Naquela tarde de novembro, num dia mortiço e sem graça, excessivamente quente e arrastado, para o qual nem mesmo um poeta de academia dedicaria um soneto vagabundo, a minha secretária abriu subitamente a porta e anunciou:
“A senhora Glória deseja uma audiência…”
Como eu estava concentrado no exame de pormenores de um dossiê, perguntei pra confirmar, sem atinar-me direito à informação:
“Glória? Quem é Glória? Esse nome tá na agenda?”
Antes que a secretária respondesse, não só uma voz imponente, mas também um corpo descomunal intrometeram-se na sala.
“Glória Vespúcio é o meu nome, doutor!” – respondeu a própria, terminando de invadir a sala e despejar com vontade o seu corpanzil numa poltrona vintage, um móvel italiano de couro que havia herdado do meu pai e sobre o qual ele sempre me advertira:
“Nessa poltrona, meu filho, só devem sentar pessoas que tenham simplicidade no coração.”
Aquela tarde, quem sabe, poderia tornar-se divertida – uma tarde que geralmente prometia a bosta de sempre: a leitura de papéis escritos com a costumeira e enfadonha garatuja forense. Sem mais nem menos, eis que surge esse caso. Fiquei alguns minutos olhando para a mulher, matutando o que poderia vir em seguida.
Com cara de enfado, a secretária, que já estava acostumada com entreveros, fechou a porta. Eu mal ouvi o estalido da fechadura.
Por se tratar de uma dama, não quis lembrá-la das regras que ela tinha esquecido e, principalmente, de que tinha uma agenda repleta de compromissos para aquela tarde. Logo mais, uma reunião na vara de reconciliações me esperava para tratar de um processo complexo.
Glória Vespúcio… De onde me lembrava desse nome? Como se lesse pensamentos, ela se apresentou:
“Eu sou Glória Vespúcio, a antiga cafetina da rua da Alfândega. Cometi o erro de me envolver com o vereador Rosado e agora o maldito vive me extorquindo. Além disso, ele me bate toda vez que me recuso a lhe dar dinheiro. Se o senhor é mesmo o famoso doutor Evaristo, deve me ajudar. Não aguento mais…”

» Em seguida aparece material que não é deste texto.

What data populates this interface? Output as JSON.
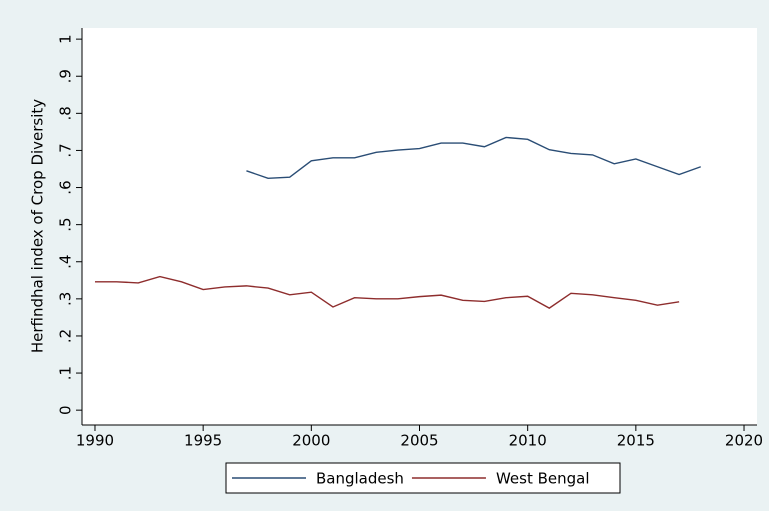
{
  "chart_data": {
    "type": "line",
    "y_label": "Herfindhal index of Crop Diversity",
    "x": [
      1990,
      1991,
      1992,
      1993,
      1994,
      1995,
      1996,
      1997,
      1998,
      1999,
      2000,
      2001,
      2002,
      2003,
      2004,
      2005,
      2006,
      2007,
      2008,
      2009,
      2010,
      2011,
      2012,
      2013,
      2014,
      2015,
      2016,
      2017,
      2018
    ],
    "series": [
      {
        "name": "Bangladesh",
        "color": "#2a4d75",
        "values": [
          null,
          null,
          null,
          null,
          null,
          null,
          null,
          0.645,
          0.625,
          0.628,
          0.672,
          0.68,
          0.68,
          0.695,
          0.701,
          0.705,
          0.72,
          0.72,
          0.71,
          0.735,
          0.73,
          0.702,
          0.692,
          0.688,
          0.664,
          0.677,
          0.656,
          0.635,
          0.656
        ]
      },
      {
        "name": "West Bengal",
        "color": "#8e2d2d",
        "values": [
          0.346,
          0.346,
          0.343,
          0.36,
          0.346,
          0.325,
          0.332,
          0.335,
          0.329,
          0.311,
          0.318,
          0.278,
          0.303,
          0.3,
          0.3,
          0.306,
          0.31,
          0.296,
          0.293,
          0.303,
          0.307,
          0.275,
          0.315,
          0.311,
          0.303,
          0.296,
          0.283,
          0.292,
          null
        ]
      }
    ],
    "xlim": [
      1989.4,
      2020.6
    ],
    "xticks": [
      1990,
      1995,
      2000,
      2005,
      2010,
      2015,
      2020
    ],
    "ylim": [
      -0.04,
      1.03
    ],
    "yticks": [
      0,
      {
        "value": 0.1,
        "label": ".1"
      },
      {
        "value": 0.2,
        "label": ".2"
      },
      {
        "value": 0.3,
        "label": ".3"
      },
      {
        "value": 0.4,
        "label": ".4"
      },
      {
        "value": 0.5,
        "label": ".5"
      },
      {
        "value": 0.6,
        "label": ".6"
      },
      {
        "value": 0.7,
        "label": ".7"
      },
      {
        "value": 0.8,
        "label": ".8"
      },
      {
        "value": 0.9,
        "label": ".9"
      },
      1
    ],
    "grid": false,
    "legend": "bottom"
  }
}
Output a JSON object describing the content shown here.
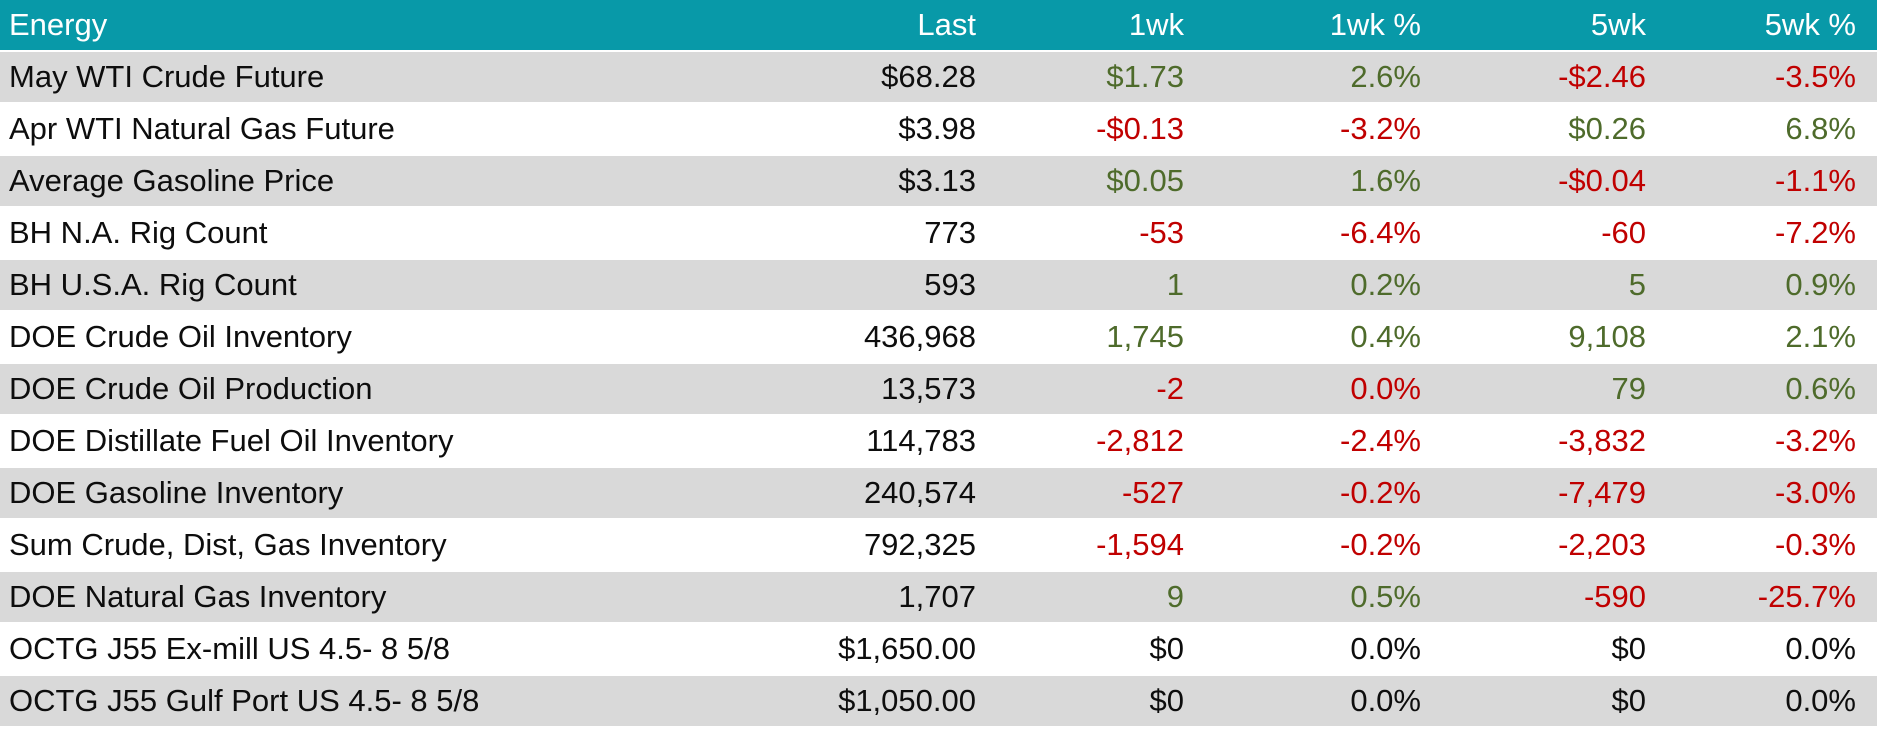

Após a queixa, indicando sintomas de estresse, começou a chorar, ao mesmo tempo em que tirava da bolsa um lencinho bem dobrado e levava-o ao nariz, a cabeça abaixada, os soluços sacudindo-a. Não era uma cena de partir o coração, mas dava o que pensar.
Para me desfazer logo daquele imbróglio, que me causava desgosto e constrangimento, procurei explicar-lhe com profissionalismo, ao mesmo tempo em que vigiava os ponteiros do relógio:
“Minha senhora, acho que houve um engano de sua parte. Não sou eu quem deve cuidar do seu caso. A senhora tem de ir à delegacia e fazer uma queixa formal. Posso, inclusive, indicar um advogado, se for de seu interesse. Essa história é da competência policial.”
Ela se aprumou e emitiu um pequeno grito quando escutou a palavra “policial” – e falou em seguida, quase aos berros, totalmente apavorada, beirando o descontrole:
“O desgraçado disse que mandaria alguém me matar se eu fizesse denúncia dos maus-tratos que venho sofrendo há tanto tempo…”
E calou-se de repente, pendendo a cabeça para o lado, como se uma força invisível a tivesse desligado no modo “dormir”.
Perplexo com aquela rara situação, chamei a secretária, levantei-me e fui acudi-la. Ao tocá-la, senti um estremecimento: ela estava morta – mortíssima.
A queixosa dama, que há pouco invadira o meu escritório, era agora uma senhora defunta.
A secretária entrou aturdida na sala e pedi-lhe para chamar uma ambulância.
Voltei para a minha mesa, sentei-me de novo e fiquei examinando a mulher, o seu grande corpo escorregando-se ao poucos da poltrona favorita do meu pai.
Sim, aquele dia estava sendo mesmo mortiço e sem graça.